Сортировать не станет, но есть будет меньше, и, стало быть, сил у нее будет намного меньше, потому что от невкусного и скудного корма лошадь силу теряет. Экономить на лошадином желудке то же, что экономить на машине масло, — и машина и лошадь скорее износятся. Вообще экономия — вещь, конечно, прекрасная, но важно знать тот предел, где «количество переходит в качество», иными словами, где выгода переходит в убыток.
И еще вопрос, касающийся размолотого зерна. Насколько лучше, когда кукурузой, овсом лошадей кормят цельным, не молотым, когда лошади жуют его сами. Время дорого, спору нет. Поэтому ученые, занимающиеся проблемой питания, настаивают на том, чтобы лошадь ела быстрее: жевание, дескать, отнимает время и силы, а это убыточно для хозяина. (А-яй! Дай бог тому ученому, который это придумал, ежедневно питаться манной кашей!)

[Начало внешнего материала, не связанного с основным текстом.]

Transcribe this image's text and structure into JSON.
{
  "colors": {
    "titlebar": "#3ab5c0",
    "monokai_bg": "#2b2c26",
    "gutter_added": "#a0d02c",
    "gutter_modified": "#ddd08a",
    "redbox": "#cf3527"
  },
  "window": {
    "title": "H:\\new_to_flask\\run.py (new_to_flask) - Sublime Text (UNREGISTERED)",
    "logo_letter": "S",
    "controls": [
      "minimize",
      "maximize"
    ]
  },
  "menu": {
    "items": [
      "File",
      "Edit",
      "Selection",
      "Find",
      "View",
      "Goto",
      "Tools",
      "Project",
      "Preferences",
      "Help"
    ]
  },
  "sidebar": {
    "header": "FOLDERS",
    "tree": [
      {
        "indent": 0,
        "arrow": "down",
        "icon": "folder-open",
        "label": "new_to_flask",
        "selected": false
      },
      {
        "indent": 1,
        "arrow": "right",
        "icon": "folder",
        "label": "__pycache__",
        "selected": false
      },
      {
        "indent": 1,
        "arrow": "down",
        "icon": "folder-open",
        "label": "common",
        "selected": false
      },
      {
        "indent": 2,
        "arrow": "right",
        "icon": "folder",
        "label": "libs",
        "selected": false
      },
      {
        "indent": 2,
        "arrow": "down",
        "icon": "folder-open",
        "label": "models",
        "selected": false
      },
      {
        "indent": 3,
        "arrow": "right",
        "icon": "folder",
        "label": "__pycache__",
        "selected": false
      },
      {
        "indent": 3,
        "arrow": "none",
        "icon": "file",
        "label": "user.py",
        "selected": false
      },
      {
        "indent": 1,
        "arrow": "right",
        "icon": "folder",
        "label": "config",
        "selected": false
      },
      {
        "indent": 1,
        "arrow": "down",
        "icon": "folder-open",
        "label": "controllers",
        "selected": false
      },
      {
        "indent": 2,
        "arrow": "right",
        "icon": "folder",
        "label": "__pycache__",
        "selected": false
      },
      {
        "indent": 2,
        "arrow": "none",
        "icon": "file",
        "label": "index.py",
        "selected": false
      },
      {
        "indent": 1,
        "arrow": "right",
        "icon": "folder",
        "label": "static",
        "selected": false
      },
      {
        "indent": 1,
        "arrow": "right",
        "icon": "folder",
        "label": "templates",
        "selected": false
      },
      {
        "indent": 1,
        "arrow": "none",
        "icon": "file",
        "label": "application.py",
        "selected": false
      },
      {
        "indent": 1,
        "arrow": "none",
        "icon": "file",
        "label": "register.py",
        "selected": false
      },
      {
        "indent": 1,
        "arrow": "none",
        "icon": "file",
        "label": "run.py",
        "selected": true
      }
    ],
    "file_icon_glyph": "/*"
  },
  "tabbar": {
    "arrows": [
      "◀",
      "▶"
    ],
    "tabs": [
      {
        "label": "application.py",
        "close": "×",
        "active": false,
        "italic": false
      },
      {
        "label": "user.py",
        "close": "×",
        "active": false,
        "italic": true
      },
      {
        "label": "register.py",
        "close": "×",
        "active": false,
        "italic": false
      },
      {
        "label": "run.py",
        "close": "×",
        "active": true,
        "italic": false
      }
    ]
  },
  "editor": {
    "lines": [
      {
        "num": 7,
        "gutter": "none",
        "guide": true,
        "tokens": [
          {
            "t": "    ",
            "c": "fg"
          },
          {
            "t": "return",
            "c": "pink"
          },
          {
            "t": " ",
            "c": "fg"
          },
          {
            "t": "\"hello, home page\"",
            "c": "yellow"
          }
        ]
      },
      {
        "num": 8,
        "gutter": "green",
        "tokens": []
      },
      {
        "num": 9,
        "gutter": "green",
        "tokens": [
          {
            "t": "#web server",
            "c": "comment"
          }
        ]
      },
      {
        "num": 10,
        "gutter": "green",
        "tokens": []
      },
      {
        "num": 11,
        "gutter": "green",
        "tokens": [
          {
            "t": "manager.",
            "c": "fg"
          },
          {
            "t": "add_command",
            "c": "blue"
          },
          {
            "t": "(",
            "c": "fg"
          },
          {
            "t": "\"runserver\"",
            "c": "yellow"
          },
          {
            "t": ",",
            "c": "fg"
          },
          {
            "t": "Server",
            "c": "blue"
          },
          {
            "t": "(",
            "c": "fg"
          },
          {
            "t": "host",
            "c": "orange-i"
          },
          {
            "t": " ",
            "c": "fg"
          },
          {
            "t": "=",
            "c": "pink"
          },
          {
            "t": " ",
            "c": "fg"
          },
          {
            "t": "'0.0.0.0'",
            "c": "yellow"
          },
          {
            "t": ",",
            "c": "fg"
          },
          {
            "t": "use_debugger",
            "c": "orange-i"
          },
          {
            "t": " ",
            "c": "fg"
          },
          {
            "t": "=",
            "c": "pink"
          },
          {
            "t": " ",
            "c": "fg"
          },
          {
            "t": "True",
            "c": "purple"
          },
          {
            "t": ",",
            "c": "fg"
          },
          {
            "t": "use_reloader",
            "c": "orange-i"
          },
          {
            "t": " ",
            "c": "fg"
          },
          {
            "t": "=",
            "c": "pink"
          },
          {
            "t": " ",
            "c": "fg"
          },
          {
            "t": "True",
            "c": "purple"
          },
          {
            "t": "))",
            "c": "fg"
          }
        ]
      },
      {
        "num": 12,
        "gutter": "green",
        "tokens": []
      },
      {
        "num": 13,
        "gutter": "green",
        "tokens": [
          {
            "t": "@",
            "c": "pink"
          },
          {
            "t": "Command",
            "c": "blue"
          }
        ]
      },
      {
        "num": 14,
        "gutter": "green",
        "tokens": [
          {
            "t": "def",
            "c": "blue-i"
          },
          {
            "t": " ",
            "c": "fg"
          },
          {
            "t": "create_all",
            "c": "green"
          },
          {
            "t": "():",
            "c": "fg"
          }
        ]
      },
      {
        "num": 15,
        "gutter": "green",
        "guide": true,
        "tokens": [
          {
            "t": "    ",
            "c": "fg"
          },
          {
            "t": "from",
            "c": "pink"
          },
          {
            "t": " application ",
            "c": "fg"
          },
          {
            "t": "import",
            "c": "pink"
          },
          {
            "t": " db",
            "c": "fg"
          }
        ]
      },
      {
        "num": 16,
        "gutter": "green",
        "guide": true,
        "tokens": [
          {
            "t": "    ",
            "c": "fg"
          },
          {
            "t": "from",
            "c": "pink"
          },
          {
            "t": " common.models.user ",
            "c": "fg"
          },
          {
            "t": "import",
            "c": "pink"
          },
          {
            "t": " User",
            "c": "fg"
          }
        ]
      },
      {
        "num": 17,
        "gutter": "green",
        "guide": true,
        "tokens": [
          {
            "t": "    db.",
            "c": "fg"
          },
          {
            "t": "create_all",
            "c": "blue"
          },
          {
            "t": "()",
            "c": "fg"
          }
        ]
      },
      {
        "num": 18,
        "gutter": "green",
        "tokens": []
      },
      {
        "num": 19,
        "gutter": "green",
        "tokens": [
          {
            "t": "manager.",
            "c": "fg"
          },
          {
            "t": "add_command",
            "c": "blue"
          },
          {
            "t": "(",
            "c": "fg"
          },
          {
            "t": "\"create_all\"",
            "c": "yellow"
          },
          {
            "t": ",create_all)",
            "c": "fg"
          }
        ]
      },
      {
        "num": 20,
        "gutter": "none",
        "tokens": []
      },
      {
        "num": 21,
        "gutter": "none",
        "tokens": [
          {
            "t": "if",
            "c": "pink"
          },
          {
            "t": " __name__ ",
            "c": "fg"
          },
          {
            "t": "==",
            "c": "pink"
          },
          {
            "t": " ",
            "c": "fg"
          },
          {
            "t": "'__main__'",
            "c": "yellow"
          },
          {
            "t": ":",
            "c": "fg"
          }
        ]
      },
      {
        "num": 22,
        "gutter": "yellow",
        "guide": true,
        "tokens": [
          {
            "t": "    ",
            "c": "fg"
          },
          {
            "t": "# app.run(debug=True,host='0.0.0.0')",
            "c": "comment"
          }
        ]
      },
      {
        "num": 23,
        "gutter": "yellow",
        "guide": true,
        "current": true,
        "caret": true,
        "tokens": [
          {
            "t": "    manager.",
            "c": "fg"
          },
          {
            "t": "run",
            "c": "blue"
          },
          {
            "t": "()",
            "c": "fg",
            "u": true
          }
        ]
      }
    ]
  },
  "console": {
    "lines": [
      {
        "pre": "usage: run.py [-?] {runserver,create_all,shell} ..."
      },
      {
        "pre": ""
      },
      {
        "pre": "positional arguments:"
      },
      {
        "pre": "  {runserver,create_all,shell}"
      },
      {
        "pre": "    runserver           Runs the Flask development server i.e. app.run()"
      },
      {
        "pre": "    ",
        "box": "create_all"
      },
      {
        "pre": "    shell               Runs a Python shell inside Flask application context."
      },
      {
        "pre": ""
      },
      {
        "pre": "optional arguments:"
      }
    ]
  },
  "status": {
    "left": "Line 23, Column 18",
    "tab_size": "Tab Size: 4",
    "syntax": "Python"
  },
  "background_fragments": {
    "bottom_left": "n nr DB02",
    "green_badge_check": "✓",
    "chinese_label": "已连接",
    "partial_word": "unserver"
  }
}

Но все это пустяки, не беды, как говорится, а бедушки, и в сравнении с настоящими муками такие мелочи кажутся благодатью. А вот когда лошади не осилят встретившийся в пути крутой подъем, либо остановятся да застрянут у моста или шлагбаума, либо не стронут о места подводу, потому что место, о господи, точно такое, как на рабасенткерестешской дороге, где бросили их в конце войны во время бегства на запад, вот это несчастье уж настоящее. Вокруг грохочет, гремит, скрежещет, кишит, словно гигантский муравейник, трудящийся город; лавина людей, сто тысяч, миллион, снуют, бегут, мчатся, каждый за своим делом, за своим огорчением, за своей радостью. Один боится опоздать на работу, в учреждение, другой боится не успеть до закрытия в магазин; третий несется на пляж, потому что жара стоит адская, и одно спасение для задыхающегося от жары человека прыгнуть в прохладную воду; четвертый боится опоздать на свидание, потому что не дождется, уйдет любимая, а он вовсе не виноват, его подвел на полчаса опоздавший автобус, и так далее, и так далее — словом, каждый гонится за своим, даже проезжающие мимо них возчики; у этих тоже свои заботы, свои особые цели, приказы и планы — заработок повыше, свободного времени больше, у кого что; а может, цели и планы тут ни при чем, просто душонки мелкие — так что, когда Лаци и Бадар застрянут, редко кто помогает; а солнце печет, жажда мучит, голод терзает, да и устали они до изнеможения полного. Может, иной прохожий и остановится, а толку что? Ну, поглядит на страдающих, избиваемых лошадей, ну, вздохнет: «Бедные лошади!» — либо выругается: «Кучер зверь!» — и потопает по своим делам, стараясь скорее забыть неприятную, жестокую сцену.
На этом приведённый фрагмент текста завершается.